Hello, Mary Lou: Prom Night II (1987)
I was unaware that there was a horror movie called Prom Night. Then, just this morning I was rolling back through my reviews from years past and discovered that not only did I see that movie, but I reviewed it as well. To my amazement, I found that I had written this: “I liked Prom Night a bit more than I expected. Yeah, it’s got all the skidmarks that have plagued the post-Halloween imitators but I give the filmmakers points for trying.”
I can’t say that about Hello, Mary Lou: Prom Night II which is not even a sequel. It started out life as The Haunting of Hamilton High before The Samuel-Goldwyn Company company apparently got cold feet and decided to repackage it as a sequel. That would explain why the first one was a slasher movie, and this one is a supernatural thriller.
The plot might be a tad overworked. Back in ’57, a very loose high school girl named Mary Lou (played by Lisa Schrage, age 24) was crowned prom queen and then accidentally set on fire by her former boyfriend right there on the stage, which leads me to ponder why no one in the movies has ever heard of stop-drop-and-roll. Either way, it’s just desserts because her pre-prom activity was to go to the church confessional and confess that she was out for a good time.

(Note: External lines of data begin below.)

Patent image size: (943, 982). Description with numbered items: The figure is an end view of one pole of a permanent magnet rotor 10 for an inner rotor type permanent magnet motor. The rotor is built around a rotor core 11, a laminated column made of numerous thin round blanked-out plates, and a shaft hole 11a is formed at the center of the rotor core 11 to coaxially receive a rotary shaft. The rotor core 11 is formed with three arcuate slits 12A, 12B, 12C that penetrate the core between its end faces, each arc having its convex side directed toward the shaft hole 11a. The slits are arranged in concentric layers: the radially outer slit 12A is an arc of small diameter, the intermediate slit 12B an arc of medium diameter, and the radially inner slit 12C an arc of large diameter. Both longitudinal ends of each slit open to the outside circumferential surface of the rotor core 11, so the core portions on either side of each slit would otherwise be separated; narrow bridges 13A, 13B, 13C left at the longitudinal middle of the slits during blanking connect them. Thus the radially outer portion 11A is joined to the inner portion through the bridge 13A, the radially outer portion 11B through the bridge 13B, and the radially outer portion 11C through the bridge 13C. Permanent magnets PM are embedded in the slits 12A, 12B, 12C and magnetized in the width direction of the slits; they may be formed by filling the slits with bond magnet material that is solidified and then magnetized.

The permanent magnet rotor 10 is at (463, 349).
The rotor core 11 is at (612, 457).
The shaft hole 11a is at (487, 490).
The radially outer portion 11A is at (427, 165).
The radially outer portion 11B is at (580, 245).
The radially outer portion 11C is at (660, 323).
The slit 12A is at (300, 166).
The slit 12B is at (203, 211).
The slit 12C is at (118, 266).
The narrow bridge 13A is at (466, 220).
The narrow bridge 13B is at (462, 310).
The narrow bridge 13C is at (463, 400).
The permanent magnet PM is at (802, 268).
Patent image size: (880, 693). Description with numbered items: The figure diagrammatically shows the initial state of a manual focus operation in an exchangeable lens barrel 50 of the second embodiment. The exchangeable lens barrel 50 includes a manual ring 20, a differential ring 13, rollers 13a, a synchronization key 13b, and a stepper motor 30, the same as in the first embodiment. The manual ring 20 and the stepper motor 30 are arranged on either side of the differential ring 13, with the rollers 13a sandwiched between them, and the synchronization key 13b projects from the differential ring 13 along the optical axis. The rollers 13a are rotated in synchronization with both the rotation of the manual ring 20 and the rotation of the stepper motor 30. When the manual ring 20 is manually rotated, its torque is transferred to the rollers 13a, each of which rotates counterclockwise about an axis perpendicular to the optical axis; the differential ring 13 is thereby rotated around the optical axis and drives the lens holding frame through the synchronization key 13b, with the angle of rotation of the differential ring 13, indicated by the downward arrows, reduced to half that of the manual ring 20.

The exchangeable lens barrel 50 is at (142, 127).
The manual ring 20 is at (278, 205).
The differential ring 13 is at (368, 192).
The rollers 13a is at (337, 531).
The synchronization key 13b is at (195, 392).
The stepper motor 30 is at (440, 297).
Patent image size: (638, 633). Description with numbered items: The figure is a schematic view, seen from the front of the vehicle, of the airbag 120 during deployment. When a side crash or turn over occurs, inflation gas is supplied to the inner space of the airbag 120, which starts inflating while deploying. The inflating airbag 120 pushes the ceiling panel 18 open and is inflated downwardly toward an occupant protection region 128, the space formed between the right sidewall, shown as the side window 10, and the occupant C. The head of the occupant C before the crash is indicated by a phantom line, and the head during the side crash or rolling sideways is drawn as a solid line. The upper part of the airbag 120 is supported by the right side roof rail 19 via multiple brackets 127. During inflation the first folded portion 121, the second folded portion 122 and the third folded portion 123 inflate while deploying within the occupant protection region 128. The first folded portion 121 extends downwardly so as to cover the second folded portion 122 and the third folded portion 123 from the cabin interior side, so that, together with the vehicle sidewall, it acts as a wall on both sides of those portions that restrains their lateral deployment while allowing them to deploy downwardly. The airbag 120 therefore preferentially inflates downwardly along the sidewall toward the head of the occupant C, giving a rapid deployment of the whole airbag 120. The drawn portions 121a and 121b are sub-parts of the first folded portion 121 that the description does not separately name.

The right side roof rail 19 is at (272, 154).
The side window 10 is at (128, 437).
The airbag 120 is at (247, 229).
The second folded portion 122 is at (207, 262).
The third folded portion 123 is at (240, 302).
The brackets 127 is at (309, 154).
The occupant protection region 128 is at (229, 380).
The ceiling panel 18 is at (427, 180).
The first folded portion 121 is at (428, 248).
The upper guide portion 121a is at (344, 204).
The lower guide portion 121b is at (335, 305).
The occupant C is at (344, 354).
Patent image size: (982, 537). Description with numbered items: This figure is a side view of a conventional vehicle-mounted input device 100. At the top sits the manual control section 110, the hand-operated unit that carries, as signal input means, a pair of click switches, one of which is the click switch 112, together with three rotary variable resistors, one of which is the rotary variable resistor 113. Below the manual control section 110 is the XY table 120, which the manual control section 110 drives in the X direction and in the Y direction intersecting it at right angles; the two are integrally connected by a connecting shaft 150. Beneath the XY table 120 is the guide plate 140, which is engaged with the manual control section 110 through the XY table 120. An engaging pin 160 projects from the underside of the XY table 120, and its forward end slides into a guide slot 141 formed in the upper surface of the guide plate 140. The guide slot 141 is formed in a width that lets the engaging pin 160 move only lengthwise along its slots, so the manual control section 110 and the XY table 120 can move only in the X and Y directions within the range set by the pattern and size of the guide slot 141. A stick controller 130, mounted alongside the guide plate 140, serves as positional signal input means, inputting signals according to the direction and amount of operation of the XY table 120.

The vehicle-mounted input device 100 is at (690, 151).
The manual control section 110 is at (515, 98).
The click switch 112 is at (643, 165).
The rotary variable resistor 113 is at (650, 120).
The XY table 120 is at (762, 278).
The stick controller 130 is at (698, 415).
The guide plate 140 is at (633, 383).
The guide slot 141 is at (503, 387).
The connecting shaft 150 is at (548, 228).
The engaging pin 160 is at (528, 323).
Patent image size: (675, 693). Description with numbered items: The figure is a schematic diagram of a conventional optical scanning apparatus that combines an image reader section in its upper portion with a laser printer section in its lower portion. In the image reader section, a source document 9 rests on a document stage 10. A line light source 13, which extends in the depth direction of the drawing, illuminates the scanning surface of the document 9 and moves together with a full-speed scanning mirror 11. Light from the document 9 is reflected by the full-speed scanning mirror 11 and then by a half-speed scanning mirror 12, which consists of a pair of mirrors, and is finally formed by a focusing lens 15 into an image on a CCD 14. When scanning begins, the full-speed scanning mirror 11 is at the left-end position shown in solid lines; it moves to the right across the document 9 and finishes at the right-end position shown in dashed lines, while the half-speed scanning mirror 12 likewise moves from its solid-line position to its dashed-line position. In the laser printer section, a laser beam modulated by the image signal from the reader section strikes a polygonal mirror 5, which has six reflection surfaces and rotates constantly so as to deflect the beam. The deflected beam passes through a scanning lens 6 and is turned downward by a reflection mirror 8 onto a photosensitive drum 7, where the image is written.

Three decades pass and the former boyfriend is now Michael Ironside, and has become the school principal. He has a son with an eye on a pretty girl named Vicki (Wendy Lyon) who – shades of Carrie – wants to become the new prom queen despite her mother’s warnings. Opportunity denied, she sneaks into the school’s costume department, opens a trunk and lets loose a spirit that apparently doesn’t know how to work locks.
Shades of The Exorcist, dear Vicki is possessed by the long-dead Mary Lou and begins to pick off her classmates one by one. What follows is kind of boiler-plate with a lot of 20-year-olds playing kids who work their way through bad special effects to convince us that they are being iced by a spirit from beyond.
Yet, for all of the movies that this movie rips off, the one that came to mind was A Nightmare on Elm Street, a far better movie about a spirit killing off teens. It had far better production values and a much more confident script. Here, I wasn’t sure what was going on. The effects are so null and void that I wasn’t sure if this was suppose to be a comedy. That’s not a good question to be asking a horror flick.